The downtown Ho'olaule'a was this evening. I was too tired to even think about it. And, I knew no one who wanted to go. So, I ended up spending the evening with my beloved iBook and my beloved Bose Acoustic Wave. I kept thinking about that pitiful piece of shit, "Samhain." Vivian had told me that "Samhain" would call when she was still at work at 8pm. That's close to midnight in Cali. He would drill her on the Asylum expenses. "Samhain" spends his every waking moment deeply worried about losing even one penny. It's eventually going to make him chronically ill. He will spend his last days in painful misery all alone, that is, if he has not sold his soul to the Serpent by then. After all, he is "Samhain," a disciple of the latter.

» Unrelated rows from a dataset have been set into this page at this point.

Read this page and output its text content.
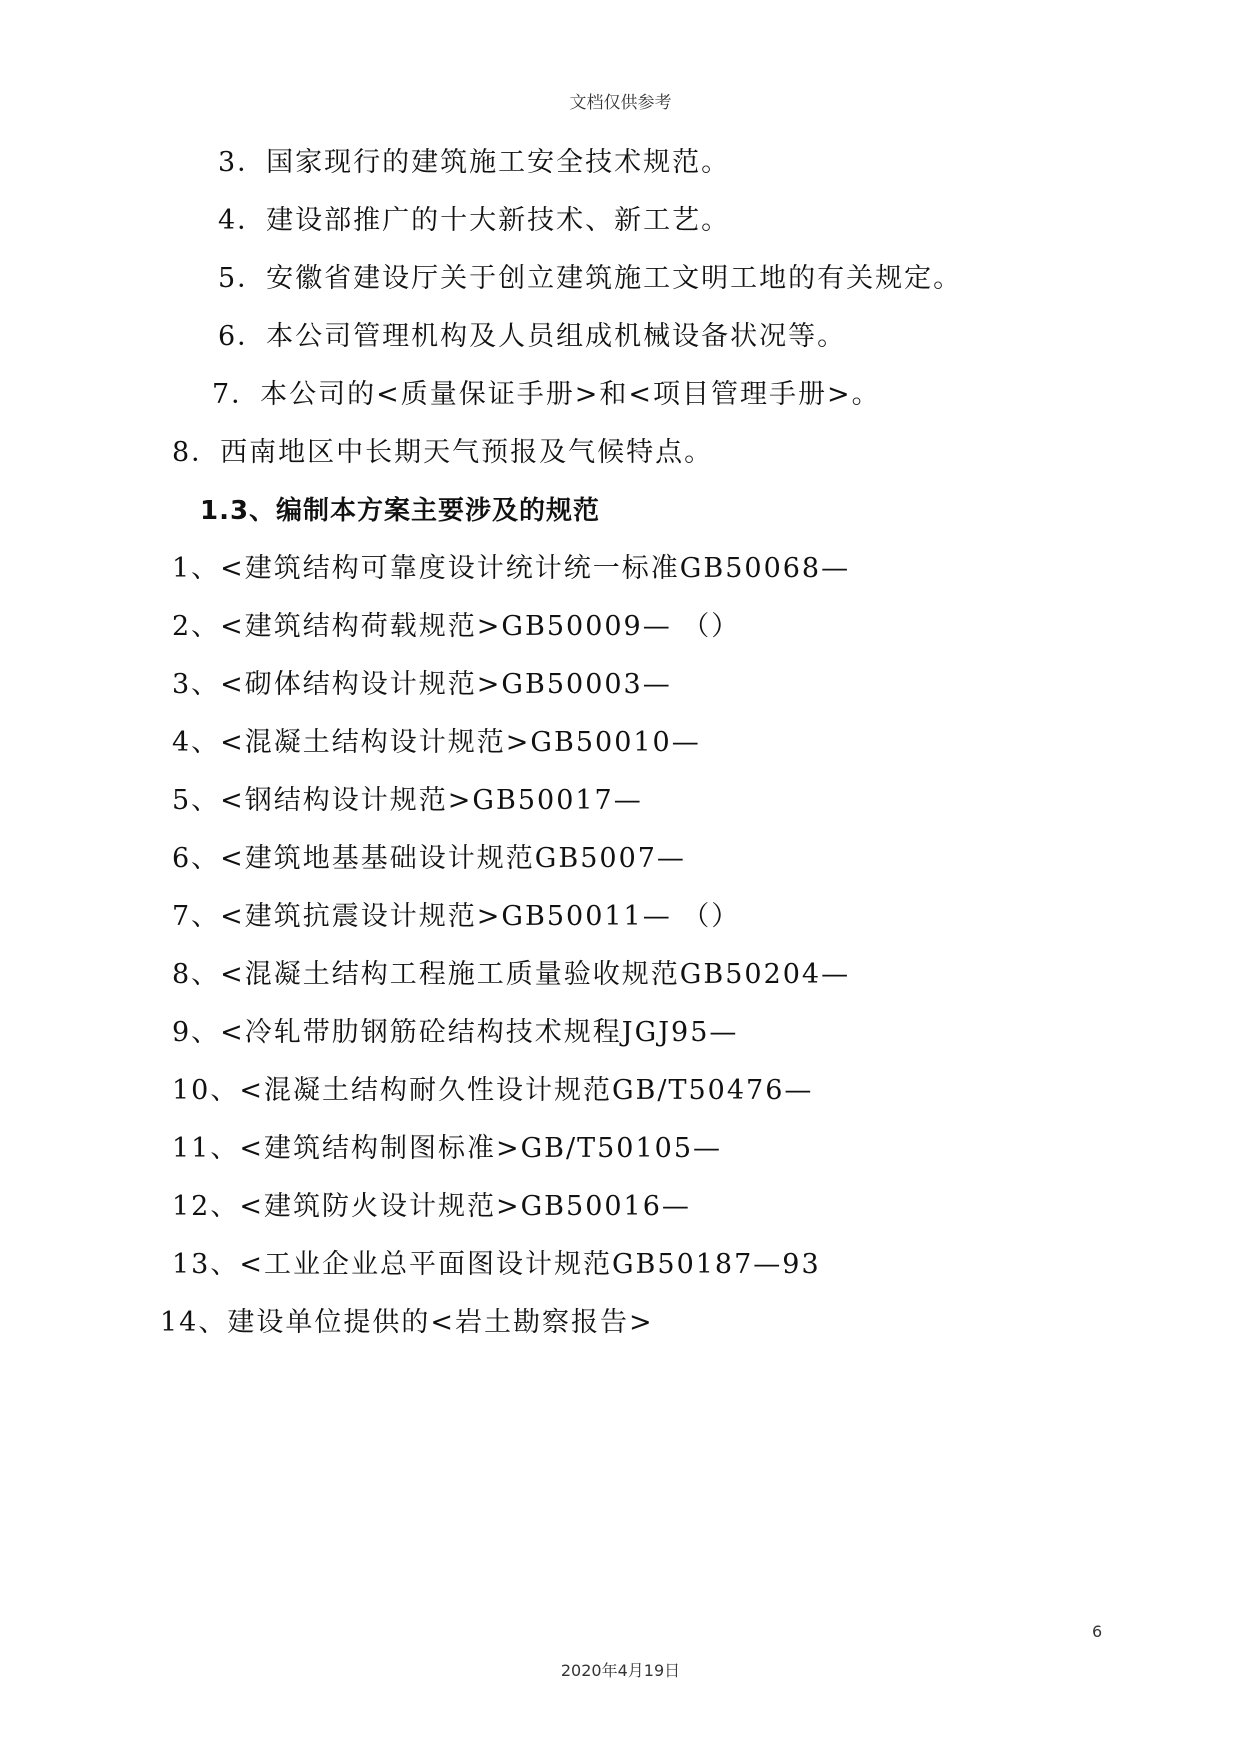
文档仅供参考
3．国家现行的建筑施工安全技术规范。
4．建设部推广的十大新技术、新工艺。
5．安徽省建设厅关于创立建筑施工文明工地的有关规定。
6．本公司管理机构及人员组成机械设备状况等。
7．本公司的<质量保证手册>和<项目管理手册>。
8．西南地区中长期天气预报及气候特点。
1.3、编制本方案主要涉及的规范
1、<建筑结构可靠度设计统计统一标准GB50068—
2、<建筑结构荷载规范>GB50009— （）
3、<砌体结构设计规范>GB50003—
4、<混凝土结构设计规范>GB50010—
5、<钢结构设计规范>GB50017—
6、<建筑地基基础设计规范GB5007—
7、<建筑抗震设计规范>GB50011— （）
8、<混凝土结构工程施工质量验收规范GB50204—
9、<冷轧带肋钢筋砼结构技术规程JGJ95—
10、<混凝土结构耐久性设计规范GB/T50476—
11、<建筑结构制图标准>GB/T50105—
12、<建筑防火设计规范>GB50016—
13、<工业企业总平面图设计规范GB50187—93
14、建设单位提供的<岩土勘察报告>
6
2020年4月19日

Why do I waste my words on these wretched walking cadavers? They are already dead on the inside. And, they have no more worth than my own spit on the sidewalk. I have my own issues, primarily my exodus from society. I have compromised my own situation with my convoluted beliefs about life. I have diametrically opposing viewpoints raging within. This is causing immense confusion and incongruence. I'm not sure why I cannot see the obvious by just looking at "Samhain." That's what the material life brings. It removes humanity from the equation. The rich and affluent cause much suffering and pain for the masses because of their insatiable needs. When I wanted to be a humble monk of modest needs, I was on the right track. Now, I have derailed myself and I am chugging along like a runaway locomotive. I am on the path to hell along with "Samhain." Lord have mercy!